Some common Metacloud issues can occur during the initial build process for your Metacloud environment, or after an environmental change, such as the addition of resources for scaling or replacement of a failed hardware component. Review your hardware and network configurations, especially anything you changed, if you experience the following, or similar, problems:
- Inability to add new instances to a project
- Inability of the Metacloud Support team to monitor or administer the cloud environment
- Unavailability of Metacloud services
- Lack of redundancy if a given network connection fails
Some of the most common errors related to installation and configuration of components occur in the following categories.
Cabling requires close attention, especially for new installations.
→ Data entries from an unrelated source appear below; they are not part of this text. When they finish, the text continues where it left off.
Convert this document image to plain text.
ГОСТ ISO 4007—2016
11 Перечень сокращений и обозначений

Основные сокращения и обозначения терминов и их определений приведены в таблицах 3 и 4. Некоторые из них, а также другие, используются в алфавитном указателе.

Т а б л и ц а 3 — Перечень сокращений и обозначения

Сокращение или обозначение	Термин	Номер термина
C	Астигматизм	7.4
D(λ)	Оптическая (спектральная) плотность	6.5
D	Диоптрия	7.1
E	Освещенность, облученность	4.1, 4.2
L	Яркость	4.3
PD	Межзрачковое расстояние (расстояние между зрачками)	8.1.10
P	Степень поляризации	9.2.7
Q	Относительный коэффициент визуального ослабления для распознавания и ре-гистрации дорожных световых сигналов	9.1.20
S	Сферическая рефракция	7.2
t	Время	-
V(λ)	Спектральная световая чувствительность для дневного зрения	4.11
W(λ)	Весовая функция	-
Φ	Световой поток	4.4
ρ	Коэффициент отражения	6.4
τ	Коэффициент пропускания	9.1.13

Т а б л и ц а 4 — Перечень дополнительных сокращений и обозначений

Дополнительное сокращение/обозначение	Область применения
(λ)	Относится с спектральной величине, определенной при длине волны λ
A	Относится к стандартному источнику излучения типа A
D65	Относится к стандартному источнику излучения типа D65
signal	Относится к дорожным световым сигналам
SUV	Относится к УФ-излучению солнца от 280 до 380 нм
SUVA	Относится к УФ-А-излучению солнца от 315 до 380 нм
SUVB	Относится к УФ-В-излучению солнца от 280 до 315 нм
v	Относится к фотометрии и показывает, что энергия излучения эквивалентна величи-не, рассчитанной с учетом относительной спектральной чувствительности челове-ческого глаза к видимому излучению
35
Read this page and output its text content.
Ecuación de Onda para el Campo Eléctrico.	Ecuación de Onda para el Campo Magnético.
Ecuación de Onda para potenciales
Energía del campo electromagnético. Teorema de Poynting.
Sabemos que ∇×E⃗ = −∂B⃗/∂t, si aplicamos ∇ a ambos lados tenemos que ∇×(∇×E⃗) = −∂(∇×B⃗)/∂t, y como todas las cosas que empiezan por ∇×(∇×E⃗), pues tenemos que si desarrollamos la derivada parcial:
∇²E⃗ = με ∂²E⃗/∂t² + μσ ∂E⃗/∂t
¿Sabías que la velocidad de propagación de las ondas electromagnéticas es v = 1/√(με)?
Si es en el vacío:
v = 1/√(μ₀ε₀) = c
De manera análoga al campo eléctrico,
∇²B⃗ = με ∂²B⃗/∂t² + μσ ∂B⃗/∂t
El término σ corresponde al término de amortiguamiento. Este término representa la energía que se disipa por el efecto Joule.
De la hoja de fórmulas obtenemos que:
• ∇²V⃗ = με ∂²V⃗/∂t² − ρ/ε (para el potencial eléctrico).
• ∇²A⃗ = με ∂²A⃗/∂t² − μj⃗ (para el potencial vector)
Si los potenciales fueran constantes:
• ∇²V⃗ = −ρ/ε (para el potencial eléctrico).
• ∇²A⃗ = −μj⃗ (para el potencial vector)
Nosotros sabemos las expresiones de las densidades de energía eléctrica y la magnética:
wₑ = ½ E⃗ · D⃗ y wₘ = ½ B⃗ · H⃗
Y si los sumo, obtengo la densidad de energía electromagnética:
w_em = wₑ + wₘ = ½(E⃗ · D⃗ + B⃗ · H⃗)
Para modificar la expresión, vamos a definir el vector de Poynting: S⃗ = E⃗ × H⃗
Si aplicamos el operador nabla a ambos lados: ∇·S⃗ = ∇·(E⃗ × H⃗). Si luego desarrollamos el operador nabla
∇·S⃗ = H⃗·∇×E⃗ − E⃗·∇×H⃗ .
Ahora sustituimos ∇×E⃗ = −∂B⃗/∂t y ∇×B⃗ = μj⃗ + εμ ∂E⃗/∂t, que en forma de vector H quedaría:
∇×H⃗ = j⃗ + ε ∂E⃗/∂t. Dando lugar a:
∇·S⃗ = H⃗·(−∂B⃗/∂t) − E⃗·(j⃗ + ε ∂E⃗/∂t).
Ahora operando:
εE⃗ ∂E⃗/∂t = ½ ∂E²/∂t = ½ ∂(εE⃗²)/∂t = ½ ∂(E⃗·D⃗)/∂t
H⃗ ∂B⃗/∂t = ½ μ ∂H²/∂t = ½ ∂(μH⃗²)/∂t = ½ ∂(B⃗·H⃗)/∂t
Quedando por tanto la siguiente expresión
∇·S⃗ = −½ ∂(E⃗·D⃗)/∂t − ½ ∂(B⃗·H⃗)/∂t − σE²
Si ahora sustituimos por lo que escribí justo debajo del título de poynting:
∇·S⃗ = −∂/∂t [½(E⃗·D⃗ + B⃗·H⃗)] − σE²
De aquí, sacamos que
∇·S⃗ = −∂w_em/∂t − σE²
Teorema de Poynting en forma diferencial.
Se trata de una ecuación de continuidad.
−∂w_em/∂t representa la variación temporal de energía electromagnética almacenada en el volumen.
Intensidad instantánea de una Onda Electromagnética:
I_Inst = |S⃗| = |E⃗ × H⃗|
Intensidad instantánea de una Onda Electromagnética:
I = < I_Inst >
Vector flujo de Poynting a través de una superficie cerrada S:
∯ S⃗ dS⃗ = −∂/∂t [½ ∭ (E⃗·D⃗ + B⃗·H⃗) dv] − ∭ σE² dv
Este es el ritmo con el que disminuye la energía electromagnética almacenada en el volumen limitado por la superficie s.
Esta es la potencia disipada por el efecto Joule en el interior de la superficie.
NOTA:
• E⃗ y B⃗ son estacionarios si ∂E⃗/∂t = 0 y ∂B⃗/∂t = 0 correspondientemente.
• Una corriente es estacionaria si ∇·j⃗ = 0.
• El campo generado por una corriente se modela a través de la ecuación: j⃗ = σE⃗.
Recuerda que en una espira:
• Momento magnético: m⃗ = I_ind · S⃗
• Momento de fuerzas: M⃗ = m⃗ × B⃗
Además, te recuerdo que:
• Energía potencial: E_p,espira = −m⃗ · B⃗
Incorrect cabling impacts important activities in the following areas:
- Failed out-of-band (OOB) connectivity prevents the Metacloud Support team from administering your cloud environment during the build process. It can also be an issue when the cloud is in production. The OOB connection serves as a backup if Support's primarily administrative link is unavailable and allows Support to troubleshoot hardware-related issues.
- Failed connectivity between between Metacloud Control Planes (MCPs) and switches blocks availability of Metacloud services.
- Lack of redundancy can result in disruption of network activity if a router or switch fails. The Cisco Metacloud Controller Bundle includes two Aggregation Services Routers (ASRs) and two switches for redundancy. Each MCP includes two network interface cards (NICs). Proper redundant cabling connects one NIC on each MCP to each ASR.
To verify that your cabling is correct, refer to the cabling guidelines and diagrams in the Metacloud Controller Installation Guide. To verify connectivity for Compute services, see the section of the guide titled Cabling Compute Servers to the Nexus 9396 Switches. It includes a table that maps ports on the switch to specific Compute server nodes.
Certain ports must be open in your access control list (ACL) to allow connectivity between your network and your cloud. Their unavailability will prevent the Support team from performing a number of critical administrative and maintenance activities for your cloud, including the following:
- Testing for network connectivity
- Downloading and installing software
- Monitoring your cloud for issues
- Running backups
To verify that all necessary ports are open, see the section titled Open Network Ports in the Metacloud Controller Installation Guide for a list of ports and their functions.
Virtual LANs (VLANs)
If you encounter problems when adding new VLANs within your organization's control, it is important to know how to properly identify and connect them to avoid usage conflicts, as in the following examples:
- The ASRs must be connected to an external network. This network provides a link between your Metacloud Availability Zone (AZ) and the rest of the domain. You must provide to the Metacloud team the ID for the VLAN that is assigned to the external network. The Metacloud default ID is 99, but verify the number with your Metacloud or network administrator. See the Metacloud Controller Installation Guide a list of default VLAN IDs.
- To add an infrastructure network for purposes such as storage or backup, you must connect it directly to a Nexus 9396 switch, starting with port 41, to separate it from an external network.
Hardware Failure or Overload
You can't predict the failure of a hardware device within your organization's control; however, being aware of the failure as soon as possible enables you to take corrective action quickly to lessen disruption of your business operations. Such an event will trigger an alert to the Metacloud Support team, who will notify you. See Responding to Resource Issues.
You can anticipate when MCPs are nearing usage capacity by downloading usage reports or viewing metrics and Live Stats in your Dashboard.